Cite as: Beatrice La Farge (ed.) 2017, ‘Ketils saga hœngs 26 (Ketill hœngr, Lausavísur 16)’ in Margaret Clunies Ross (ed.), Poetry in fornaldarsögur. Skaldic Poetry of the Scandinavian Middle Ages 8. Turnhout: Brepols, p. 578.
context: Ketill replies in prose to Forað’s threat by saying that such
hostility is to be expected of her. She tries to capture him in her grasp, but
Ketill utters this defiant stanza, asserting that he trusts in the efficacy of his
weapons. The stanza is introduced by the words: Ketill kvað þá vísu ‘Then Ketill spoke a stanza’.

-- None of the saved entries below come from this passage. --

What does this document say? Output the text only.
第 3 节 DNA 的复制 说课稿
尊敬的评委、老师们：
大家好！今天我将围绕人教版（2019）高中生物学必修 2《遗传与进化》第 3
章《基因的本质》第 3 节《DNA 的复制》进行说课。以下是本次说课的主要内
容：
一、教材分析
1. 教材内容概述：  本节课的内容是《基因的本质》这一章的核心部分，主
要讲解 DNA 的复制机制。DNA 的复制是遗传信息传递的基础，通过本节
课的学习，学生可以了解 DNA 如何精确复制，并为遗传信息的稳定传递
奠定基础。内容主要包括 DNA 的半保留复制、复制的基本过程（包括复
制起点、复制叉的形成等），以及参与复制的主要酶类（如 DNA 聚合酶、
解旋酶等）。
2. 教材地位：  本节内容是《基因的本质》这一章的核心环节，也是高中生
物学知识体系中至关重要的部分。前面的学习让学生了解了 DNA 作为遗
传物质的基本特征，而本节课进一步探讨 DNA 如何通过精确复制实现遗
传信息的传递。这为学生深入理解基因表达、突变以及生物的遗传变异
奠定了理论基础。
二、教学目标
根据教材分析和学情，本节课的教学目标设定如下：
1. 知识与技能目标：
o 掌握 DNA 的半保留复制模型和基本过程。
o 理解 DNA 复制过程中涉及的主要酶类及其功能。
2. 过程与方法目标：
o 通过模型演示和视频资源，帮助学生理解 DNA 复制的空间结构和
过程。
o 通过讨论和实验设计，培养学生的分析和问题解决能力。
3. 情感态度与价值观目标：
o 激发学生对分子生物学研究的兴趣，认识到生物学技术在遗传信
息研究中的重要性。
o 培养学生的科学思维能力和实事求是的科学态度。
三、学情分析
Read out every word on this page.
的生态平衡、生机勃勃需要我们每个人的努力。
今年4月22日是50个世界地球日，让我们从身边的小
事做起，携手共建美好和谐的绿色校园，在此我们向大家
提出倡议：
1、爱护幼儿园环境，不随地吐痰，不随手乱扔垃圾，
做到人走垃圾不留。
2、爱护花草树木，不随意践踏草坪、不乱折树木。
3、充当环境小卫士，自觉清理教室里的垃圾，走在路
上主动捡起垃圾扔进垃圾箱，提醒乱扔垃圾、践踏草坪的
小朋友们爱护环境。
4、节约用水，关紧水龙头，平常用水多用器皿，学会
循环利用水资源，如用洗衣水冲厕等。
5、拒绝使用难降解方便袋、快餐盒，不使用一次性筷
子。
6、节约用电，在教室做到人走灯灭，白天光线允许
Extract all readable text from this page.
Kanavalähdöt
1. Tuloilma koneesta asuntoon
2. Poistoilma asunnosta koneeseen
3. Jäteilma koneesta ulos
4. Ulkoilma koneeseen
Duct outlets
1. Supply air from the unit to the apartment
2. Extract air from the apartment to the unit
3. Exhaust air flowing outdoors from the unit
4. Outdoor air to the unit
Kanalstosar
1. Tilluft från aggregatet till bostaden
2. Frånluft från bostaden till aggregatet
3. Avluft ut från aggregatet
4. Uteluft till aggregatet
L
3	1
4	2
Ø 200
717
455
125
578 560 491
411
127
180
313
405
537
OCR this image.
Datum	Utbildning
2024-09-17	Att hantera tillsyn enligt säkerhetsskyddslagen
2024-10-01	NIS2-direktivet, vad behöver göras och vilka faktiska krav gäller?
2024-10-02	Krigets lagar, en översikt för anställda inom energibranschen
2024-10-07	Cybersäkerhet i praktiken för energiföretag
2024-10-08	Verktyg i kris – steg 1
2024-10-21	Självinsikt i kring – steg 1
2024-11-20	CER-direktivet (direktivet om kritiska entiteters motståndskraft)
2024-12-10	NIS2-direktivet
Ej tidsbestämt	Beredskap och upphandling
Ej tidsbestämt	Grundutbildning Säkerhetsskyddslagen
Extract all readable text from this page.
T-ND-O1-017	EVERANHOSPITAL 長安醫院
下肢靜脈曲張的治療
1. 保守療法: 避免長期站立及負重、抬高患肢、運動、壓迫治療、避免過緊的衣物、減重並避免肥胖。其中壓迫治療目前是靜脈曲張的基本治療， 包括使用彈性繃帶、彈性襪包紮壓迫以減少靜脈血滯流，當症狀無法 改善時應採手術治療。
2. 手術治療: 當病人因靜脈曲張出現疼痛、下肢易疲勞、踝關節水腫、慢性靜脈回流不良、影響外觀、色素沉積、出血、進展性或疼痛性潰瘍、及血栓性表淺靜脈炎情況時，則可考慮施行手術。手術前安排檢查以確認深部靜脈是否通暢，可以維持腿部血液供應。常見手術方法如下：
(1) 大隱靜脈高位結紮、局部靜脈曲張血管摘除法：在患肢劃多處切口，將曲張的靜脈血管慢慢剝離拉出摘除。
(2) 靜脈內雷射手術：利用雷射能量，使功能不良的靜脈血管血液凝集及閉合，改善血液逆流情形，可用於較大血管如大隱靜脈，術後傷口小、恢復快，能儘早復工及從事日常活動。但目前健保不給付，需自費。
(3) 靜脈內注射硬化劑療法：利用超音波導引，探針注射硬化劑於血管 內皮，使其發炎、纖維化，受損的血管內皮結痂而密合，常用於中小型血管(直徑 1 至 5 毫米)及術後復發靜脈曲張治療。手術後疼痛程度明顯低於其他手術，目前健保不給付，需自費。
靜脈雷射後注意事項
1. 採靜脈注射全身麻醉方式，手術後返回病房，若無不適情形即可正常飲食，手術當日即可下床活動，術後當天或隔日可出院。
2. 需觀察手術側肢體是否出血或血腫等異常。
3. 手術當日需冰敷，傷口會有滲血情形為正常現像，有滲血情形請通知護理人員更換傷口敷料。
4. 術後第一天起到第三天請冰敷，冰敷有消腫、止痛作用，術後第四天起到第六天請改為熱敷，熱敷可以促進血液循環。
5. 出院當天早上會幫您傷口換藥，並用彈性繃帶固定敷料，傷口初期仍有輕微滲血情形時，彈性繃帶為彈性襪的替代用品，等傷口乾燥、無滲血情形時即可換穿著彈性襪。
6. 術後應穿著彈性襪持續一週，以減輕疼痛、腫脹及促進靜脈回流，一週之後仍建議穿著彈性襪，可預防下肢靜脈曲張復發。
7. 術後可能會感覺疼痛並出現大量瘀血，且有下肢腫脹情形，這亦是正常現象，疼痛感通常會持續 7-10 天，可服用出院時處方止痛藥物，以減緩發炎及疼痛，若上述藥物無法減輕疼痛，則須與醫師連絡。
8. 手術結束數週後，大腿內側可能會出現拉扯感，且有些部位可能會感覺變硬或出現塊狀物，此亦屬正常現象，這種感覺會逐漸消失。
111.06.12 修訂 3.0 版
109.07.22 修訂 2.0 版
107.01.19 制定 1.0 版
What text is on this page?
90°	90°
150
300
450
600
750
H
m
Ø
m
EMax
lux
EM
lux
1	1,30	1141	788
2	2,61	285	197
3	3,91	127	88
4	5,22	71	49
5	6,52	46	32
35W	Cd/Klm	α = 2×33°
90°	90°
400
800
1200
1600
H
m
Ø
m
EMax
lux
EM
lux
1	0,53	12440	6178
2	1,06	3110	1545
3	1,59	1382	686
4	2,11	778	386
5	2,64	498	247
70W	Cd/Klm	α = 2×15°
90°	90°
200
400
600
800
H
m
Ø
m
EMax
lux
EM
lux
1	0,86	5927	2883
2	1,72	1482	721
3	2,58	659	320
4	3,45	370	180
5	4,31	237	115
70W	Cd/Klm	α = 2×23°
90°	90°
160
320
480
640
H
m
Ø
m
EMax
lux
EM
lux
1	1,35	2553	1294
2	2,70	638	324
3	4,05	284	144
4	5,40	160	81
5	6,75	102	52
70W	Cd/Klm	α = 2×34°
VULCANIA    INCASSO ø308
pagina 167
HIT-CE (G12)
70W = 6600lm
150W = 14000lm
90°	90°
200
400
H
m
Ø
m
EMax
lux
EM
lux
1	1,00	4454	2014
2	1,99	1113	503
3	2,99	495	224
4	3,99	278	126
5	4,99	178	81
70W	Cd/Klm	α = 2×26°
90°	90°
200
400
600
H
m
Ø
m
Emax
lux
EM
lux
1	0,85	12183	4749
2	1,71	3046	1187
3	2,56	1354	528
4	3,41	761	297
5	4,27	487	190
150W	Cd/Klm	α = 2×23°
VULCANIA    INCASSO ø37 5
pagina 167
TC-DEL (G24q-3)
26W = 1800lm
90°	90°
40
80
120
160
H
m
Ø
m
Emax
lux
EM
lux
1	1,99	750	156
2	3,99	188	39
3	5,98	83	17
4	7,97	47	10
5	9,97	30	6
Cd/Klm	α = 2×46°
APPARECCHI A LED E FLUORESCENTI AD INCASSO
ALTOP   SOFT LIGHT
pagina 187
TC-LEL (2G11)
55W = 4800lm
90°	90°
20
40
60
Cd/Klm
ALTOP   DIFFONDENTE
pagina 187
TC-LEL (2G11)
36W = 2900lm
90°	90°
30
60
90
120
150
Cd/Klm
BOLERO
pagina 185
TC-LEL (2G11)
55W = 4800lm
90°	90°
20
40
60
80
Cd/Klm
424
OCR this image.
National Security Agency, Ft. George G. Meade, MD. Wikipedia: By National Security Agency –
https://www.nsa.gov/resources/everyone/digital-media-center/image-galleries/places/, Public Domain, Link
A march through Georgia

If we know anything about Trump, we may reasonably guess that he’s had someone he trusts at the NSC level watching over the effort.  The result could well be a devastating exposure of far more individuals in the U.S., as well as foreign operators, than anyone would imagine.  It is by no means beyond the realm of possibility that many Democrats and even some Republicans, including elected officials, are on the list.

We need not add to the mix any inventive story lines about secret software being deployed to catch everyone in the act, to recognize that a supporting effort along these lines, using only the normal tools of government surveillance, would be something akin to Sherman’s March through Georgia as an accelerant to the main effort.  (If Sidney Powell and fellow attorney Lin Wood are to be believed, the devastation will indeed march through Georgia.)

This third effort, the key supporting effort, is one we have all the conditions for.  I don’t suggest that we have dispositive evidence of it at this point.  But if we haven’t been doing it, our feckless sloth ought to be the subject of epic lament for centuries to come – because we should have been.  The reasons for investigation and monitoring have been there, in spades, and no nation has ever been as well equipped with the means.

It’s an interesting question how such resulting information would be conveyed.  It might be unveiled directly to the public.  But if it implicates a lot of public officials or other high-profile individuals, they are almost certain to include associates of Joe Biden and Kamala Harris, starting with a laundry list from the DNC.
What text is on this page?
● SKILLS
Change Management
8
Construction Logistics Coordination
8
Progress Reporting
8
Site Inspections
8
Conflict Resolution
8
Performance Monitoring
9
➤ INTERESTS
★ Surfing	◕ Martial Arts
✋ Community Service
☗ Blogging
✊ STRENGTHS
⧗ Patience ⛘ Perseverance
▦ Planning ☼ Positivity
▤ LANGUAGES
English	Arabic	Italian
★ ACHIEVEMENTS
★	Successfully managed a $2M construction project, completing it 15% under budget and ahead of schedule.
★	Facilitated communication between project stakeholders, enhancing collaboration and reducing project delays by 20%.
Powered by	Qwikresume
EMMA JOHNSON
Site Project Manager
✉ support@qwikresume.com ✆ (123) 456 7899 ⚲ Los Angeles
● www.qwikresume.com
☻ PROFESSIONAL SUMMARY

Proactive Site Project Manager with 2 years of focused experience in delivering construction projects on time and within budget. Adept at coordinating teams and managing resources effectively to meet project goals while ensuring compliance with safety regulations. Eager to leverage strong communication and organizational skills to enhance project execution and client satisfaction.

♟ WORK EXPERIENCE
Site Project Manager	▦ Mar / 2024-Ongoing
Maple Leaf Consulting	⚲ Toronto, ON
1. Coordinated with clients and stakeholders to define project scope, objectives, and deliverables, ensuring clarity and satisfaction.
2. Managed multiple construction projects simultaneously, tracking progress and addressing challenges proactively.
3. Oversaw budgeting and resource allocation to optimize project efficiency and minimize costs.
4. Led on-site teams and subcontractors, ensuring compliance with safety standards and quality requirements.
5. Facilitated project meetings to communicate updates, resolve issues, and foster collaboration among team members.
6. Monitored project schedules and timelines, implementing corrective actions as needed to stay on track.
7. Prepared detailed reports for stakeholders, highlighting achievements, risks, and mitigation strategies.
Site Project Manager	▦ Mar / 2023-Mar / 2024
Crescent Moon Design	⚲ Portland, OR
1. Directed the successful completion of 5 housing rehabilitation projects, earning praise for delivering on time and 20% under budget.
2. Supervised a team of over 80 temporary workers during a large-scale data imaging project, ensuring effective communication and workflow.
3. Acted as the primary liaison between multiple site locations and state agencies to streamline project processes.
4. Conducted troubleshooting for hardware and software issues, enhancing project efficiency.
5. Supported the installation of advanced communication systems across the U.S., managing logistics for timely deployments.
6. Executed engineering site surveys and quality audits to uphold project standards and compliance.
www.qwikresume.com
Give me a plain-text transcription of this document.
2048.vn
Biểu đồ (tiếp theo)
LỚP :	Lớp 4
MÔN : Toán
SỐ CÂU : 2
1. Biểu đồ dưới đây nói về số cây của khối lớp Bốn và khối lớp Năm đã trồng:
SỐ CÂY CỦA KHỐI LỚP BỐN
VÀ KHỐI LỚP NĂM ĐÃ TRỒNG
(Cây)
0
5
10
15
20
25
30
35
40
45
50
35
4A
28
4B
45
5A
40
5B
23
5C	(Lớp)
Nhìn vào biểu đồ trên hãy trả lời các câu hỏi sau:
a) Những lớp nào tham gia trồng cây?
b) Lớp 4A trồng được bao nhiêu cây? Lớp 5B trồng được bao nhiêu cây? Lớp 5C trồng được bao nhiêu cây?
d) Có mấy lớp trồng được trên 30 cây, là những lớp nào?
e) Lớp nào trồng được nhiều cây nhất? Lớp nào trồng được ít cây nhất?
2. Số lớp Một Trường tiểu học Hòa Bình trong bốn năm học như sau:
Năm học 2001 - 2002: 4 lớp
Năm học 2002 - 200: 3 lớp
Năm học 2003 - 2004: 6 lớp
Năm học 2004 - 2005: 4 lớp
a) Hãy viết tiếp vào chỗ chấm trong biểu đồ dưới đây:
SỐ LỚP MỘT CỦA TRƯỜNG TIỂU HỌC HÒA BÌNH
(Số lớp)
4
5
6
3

notes: Ketill depicts the conflict between himself and Forað as a contest between his weapons and her physical strength. In a similar stanza at the close of the hostile exchange between Ketill’s son Grímr loðinkinna ‘Hairy-cheek’ and the giantesses Feima and Kleima (GrL 5), this contrast is expressed pregnantly as one between broddr ‘weapon-point’ and krumma ‘claw’; in both cases the hero’s weapons are the arrows known as Gusisnautar ‘Gusir’s gifts’ (see Note to l. 1).
texts: ‹Ket 26›
editions: Skj Anonyme digte og vers [XIII]: E. 8. Vers af Fornaldarsagaer: Af Ketill hœngs saga V 11 (AII, 284; BII, 305); Skald II, 162; FSN 2, 130, FSGJ 2, 172, Anderson 1990, 54, 100; Edd. Min. 82.